# truck drivers



## ray humphrey (Mar 4, 2014)

hi I'm thinking about coming to Canada to work as a truck driver I was looking for some feed back weather its good or bad and what the lifestyle is like also thanks in advance


----------



## Auld Yin (Mar 10, 2009)

Have you any idea how large is Canada? It is the world's second largest country and covers six time zones. Where do you intend to settle? The country's weather goes from English like to Arctic like and everything in between. Lifestyles, like weather, varies in different parts of the country but Canada has one of the most stable economies and political systems in the world.


----------



## ray humphrey (Mar 4, 2014)

no I didn't and I didn't realise it was 6 times zones was thinking of the B C area but waiting for some information to come trough from a company in cornwal about the job thanks for the info


----------



## _shel (Mar 2, 2014)

Can you get a visa to live in Canada as a truck driver?


----------



## Jrge (Mar 22, 2011)

Hi,


_shel said:


> Can you get a visa to live in Canada as a truck driver?


1- If OP finds an employer willing to sponsor him, then yes, he could get a work permit (work-visa). Mind you there's a bit of a process to follow.

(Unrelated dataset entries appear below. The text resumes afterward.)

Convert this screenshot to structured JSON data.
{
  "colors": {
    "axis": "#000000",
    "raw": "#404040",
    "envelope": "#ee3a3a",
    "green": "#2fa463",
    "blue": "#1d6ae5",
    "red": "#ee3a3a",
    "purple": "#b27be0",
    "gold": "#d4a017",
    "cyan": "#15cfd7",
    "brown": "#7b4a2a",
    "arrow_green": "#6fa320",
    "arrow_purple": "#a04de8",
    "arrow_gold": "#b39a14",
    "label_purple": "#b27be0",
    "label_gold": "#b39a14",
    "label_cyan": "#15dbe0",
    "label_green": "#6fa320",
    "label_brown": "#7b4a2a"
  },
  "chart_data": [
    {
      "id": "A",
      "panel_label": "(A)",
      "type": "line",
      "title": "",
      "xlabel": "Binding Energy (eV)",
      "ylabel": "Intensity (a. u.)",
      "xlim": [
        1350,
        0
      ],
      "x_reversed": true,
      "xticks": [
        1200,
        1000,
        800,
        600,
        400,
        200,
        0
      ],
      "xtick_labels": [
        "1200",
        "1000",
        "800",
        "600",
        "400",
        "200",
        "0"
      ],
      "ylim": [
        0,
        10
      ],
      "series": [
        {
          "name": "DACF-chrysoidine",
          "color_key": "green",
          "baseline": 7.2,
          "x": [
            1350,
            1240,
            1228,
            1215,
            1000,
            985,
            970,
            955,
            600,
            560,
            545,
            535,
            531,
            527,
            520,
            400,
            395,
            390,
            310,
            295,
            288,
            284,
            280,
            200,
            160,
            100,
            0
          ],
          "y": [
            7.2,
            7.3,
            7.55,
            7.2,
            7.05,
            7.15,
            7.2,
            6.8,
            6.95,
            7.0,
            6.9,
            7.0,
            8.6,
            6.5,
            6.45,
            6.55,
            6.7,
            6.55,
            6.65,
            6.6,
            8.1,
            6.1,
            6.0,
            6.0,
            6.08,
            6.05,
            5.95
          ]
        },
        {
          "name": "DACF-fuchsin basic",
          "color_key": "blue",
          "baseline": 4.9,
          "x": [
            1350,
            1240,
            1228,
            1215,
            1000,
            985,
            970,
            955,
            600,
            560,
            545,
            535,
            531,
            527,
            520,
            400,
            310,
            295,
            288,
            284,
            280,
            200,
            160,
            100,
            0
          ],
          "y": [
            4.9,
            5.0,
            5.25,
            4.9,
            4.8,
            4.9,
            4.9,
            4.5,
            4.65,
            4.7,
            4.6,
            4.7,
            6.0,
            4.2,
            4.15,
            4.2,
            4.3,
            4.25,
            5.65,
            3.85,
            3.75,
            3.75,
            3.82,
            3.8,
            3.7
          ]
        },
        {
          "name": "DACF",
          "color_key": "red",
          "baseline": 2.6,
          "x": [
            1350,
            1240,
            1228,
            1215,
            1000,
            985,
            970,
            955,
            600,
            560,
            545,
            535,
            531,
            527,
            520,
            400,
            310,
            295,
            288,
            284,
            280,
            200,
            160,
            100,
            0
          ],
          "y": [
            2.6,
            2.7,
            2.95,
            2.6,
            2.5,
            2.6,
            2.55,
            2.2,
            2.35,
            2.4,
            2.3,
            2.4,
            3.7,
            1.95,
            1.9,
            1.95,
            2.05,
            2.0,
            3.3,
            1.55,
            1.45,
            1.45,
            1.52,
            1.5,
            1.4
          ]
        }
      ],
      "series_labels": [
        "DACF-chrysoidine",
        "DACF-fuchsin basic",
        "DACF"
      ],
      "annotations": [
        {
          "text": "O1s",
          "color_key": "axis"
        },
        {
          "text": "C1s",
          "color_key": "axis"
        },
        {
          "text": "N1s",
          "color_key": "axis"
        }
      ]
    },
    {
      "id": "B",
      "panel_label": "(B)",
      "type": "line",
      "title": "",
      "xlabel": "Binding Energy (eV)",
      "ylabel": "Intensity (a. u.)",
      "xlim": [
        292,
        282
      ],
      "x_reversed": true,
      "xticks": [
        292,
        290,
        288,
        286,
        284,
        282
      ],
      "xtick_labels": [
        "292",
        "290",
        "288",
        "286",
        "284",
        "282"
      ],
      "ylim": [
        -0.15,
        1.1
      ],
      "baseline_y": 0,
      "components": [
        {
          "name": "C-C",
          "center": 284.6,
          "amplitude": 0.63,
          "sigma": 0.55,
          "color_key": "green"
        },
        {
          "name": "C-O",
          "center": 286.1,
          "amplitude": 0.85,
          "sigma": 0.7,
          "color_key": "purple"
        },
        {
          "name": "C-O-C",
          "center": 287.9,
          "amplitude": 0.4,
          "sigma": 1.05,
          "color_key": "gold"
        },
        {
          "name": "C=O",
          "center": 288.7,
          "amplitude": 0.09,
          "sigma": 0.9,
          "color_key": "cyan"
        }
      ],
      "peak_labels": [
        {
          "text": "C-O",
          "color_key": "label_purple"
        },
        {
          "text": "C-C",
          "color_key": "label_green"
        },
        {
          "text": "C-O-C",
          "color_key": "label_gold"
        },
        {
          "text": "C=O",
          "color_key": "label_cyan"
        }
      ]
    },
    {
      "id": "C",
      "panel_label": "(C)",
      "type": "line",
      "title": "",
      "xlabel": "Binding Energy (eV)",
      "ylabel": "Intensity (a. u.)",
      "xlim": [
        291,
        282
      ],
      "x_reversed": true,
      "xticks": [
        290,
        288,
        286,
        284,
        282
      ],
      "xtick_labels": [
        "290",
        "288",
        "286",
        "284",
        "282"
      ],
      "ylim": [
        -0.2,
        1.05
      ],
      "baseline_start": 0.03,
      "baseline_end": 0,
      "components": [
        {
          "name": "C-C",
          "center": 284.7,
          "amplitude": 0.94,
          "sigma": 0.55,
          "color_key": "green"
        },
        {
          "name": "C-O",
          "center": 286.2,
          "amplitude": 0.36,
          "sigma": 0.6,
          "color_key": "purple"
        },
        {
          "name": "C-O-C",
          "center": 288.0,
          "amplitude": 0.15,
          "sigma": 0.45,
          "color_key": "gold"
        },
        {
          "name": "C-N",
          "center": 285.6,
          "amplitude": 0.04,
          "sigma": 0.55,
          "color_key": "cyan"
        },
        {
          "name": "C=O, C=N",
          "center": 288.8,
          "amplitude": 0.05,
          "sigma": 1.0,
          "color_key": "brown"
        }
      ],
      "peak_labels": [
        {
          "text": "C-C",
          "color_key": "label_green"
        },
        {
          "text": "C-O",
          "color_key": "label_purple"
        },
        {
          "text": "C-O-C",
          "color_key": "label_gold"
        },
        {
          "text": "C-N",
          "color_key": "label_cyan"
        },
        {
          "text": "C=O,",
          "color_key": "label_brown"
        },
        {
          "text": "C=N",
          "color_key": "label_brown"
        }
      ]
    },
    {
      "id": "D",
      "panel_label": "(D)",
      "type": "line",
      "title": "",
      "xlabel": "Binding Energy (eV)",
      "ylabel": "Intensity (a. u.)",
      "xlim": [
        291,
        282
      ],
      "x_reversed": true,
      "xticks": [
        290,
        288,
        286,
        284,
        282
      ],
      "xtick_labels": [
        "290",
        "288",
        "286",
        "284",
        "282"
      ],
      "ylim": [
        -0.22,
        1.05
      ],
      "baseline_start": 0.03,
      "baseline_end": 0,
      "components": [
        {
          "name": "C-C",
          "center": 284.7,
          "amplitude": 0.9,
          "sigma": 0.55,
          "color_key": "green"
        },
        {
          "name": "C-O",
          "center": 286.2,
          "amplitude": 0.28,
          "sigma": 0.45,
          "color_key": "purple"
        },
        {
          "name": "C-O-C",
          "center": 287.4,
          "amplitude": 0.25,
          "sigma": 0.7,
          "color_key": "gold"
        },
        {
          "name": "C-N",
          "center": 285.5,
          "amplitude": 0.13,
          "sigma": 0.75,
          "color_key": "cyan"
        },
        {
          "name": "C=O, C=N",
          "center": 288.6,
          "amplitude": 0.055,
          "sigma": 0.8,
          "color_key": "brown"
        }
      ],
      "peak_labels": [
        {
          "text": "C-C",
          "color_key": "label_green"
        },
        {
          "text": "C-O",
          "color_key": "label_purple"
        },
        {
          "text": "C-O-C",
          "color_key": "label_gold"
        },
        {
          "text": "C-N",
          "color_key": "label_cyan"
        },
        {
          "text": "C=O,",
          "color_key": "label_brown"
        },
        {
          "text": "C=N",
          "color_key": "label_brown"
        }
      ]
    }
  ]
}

2- Certain Provinces (States in other countries) even offer options to nominate this line of work/ candidates for permanent residence. http://www.albertacanada.com/files/albertacanada/DC_EmpDSS_HHTMay_17.pdf

The Province I'm living (Alberta) is loaded with truckers (Lorry drivers) from the UK.

Animo
(Cheers)


----------



## ray humphrey (Mar 4, 2014)

thanks jrge


----------